Mme TRIQUOIRE : « Retournons dans le bureau et statuons si vous voulez bien M.Muller. »

Changement de lieu.

Mme Triquoire et M. Muller sont dans le bureau. Mme Triquoire manie des documents de toute sorte. Scène en accéléré avec retour à lecture vitesse normale pour laisser entendre des brides de ce qu’elle dit.

« Leucémie … relevé des températures … autres maux à déceler … responsabilité du traitement … notre système tout entier est engagé… »

Changement de lieu. L’entrée du pavillon.

Dom ouvre à deux personnes d’une cinquantaine d’années.

DOM : « Bonjour vous allez bien ? Vous êtes venu chercher notre cher P’tit Vincent ? »

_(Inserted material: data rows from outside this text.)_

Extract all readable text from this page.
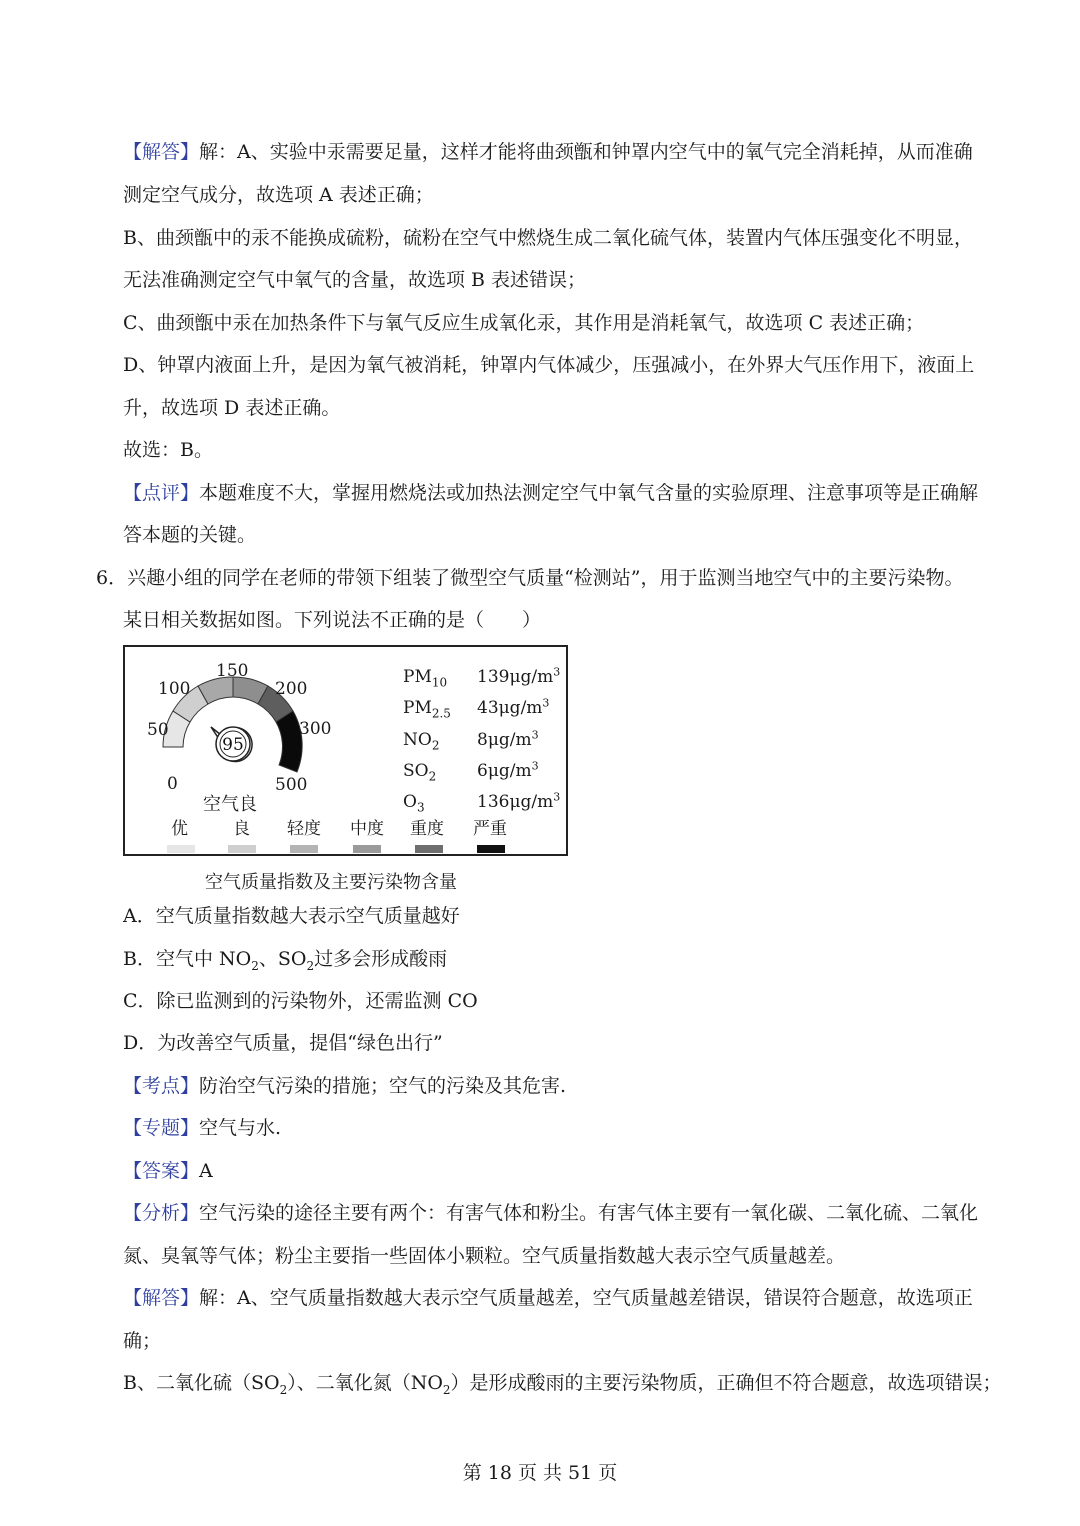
【解答】解：A、实验中汞需要足量，这样才能将曲颈甑和钟罩内空气中的氧气完全消耗掉，从而准确
测定空气成分，故选项 A 表述正确；
B、曲颈甑中的汞不能换成硫粉，硫粉在空气中燃烧生成二氧化硫气体，装置内气体压强变化不明显，
无法准确测定空气中氧气的含量，故选项 B 表述错误；
C、曲颈甑中汞在加热条件下与氧气反应生成氧化汞，其作用是消耗氧气，故选项 C 表述正确；
D、钟罩内液面上升，是因为氧气被消耗，钟罩内气体减少，压强减小，在外界大气压作用下，液面上
升，故选项 D 表述正确。
故选：B。
【点评】本题难度不大，掌握用燃烧法或加热法测定空气中氧气含量的实验原理、注意事项等是正确解
答本题的关键。
6．兴趣小组的同学在老师的带领下组装了微型空气质量“检测站”，用于监测当地空气中的主要污染物。
某日相关数据如图。下列说法不正确的是（　　）
95
0
50
100
150
200
300
500
空气良
$PM_{10}$ $139\mu g/m^3$
$PM_{2.5}$ $43\mu g/m^3$
$NO_2$ $8\mu g/m^3$
$SO_2$ $6\mu g/m^3$
$O_3$	$136\mu g/m^3$
优	良 轻度 中度 重度 严重
空气质量指数及主要污染物含量
A．空气质量指数越大表示空气质量越好
B．空气中 $NO_2$、$SO_2$过多会形成酸雨
C．除已监测到的污染物外，还需监测 CO
D．为改善空气质量，提倡“绿色出行”
【考点】防治空气污染的措施；空气的污染及其危害.
【专题】空气与水.
【答案】A
【分析】空气污染的途径主要有两个：有害气体和粉尘。有害气体主要有一氧化碳、二氧化硫、二氧化
氮、臭氧等气体；粉尘主要指一些固体小颗粒。空气质量指数越大表示空气质量越差。
【解答】解：A、空气质量指数越大表示空气质量越差，空气质量越差错误，错误符合题意，故选项正
确；
B、二氧化硫$(SO_2)$、二氧化氮$(NO_2)$是形成酸雨的主要污染物质，正确但不符合题意，故选项错误；
第 18 页 共 51 页
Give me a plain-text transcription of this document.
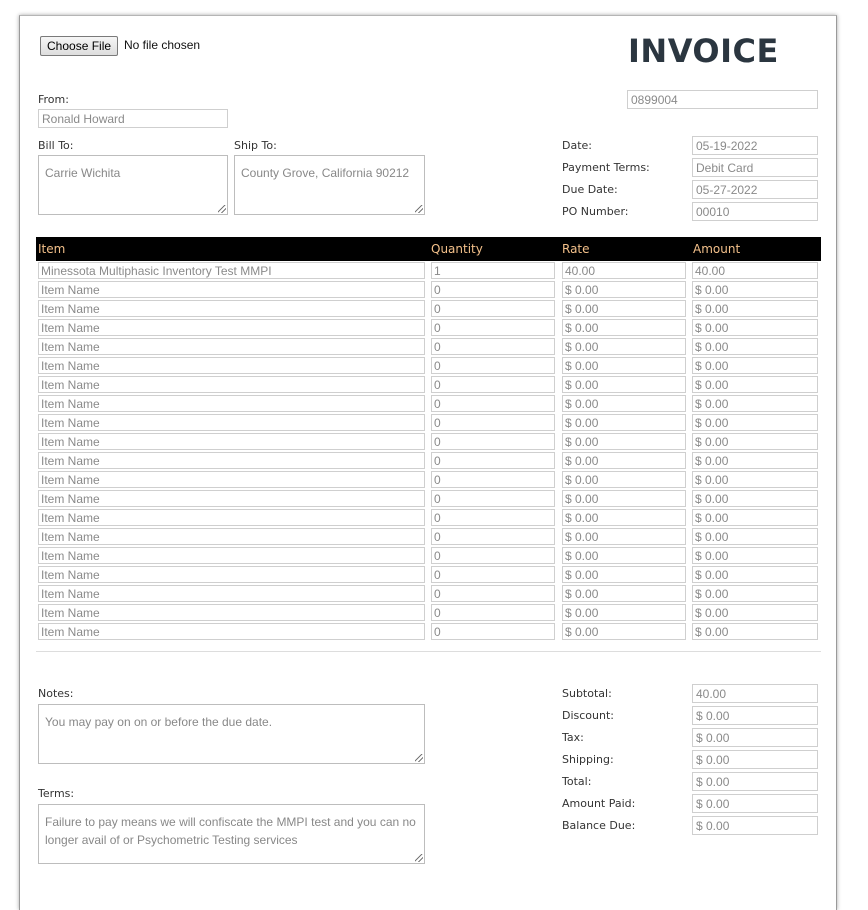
Choose File	No file chosen	INVOICE
0899004
From:
Ronald Howard
Bill To:
Carrie Wichita
Ship To:
County Grove, California 90212
Date:	05-19-2022
Payment Terms:	Debit Card
Due Date:	05-27-2022
PO Number:	00010
Item	Quantity	Rate	Amount
Minessota Multiphasic Inventory Test MMPI	1	40.00	40.00
Item Name	0	$ 0.00	$ 0.00
Item Name	0	$ 0.00	$ 0.00
Item Name	0	$ 0.00	$ 0.00
Item Name	0	$ 0.00	$ 0.00
Item Name	0	$ 0.00	$ 0.00
Item Name	0	$ 0.00	$ 0.00
Item Name	0	$ 0.00	$ 0.00
Item Name	0	$ 0.00	$ 0.00
Item Name	0	$ 0.00	$ 0.00
Item Name	0	$ 0.00	$ 0.00
Item Name	0	$ 0.00	$ 0.00
Item Name	0	$ 0.00	$ 0.00
Item Name	0	$ 0.00	$ 0.00
Item Name	0	$ 0.00	$ 0.00
Item Name	0	$ 0.00	$ 0.00
Item Name	0	$ 0.00	$ 0.00
Item Name	0	$ 0.00	$ 0.00
Item Name	0	$ 0.00	$ 0.00
Item Name	0	$ 0.00	$ 0.00
Notes:
You may pay on on or before the due date.
Terms:
Failure to pay means we will confiscate the MMPI test and you can no longer avail of or Psychometric Testing services
Subtotal:	40.00
Discount:	$ 0.00
Tax:	$ 0.00
Shipping:	$ 0.00
Total:	$ 0.00
Amount Paid:	$ 0.00
Balance Due:	$ 0.00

Salutations diverses. Pas de son.

DOM : « On y va alors hein … »

Scène en accéléré. Dom les accompagne vers le dortoir (en tenant divers pensionnaires à distance par des gestes impératifs). « P’tit Vincent » a été habillé par Franck qui finit de lui fermer son blouson. Un bagage de « P’tit Vincent » est sur le lit.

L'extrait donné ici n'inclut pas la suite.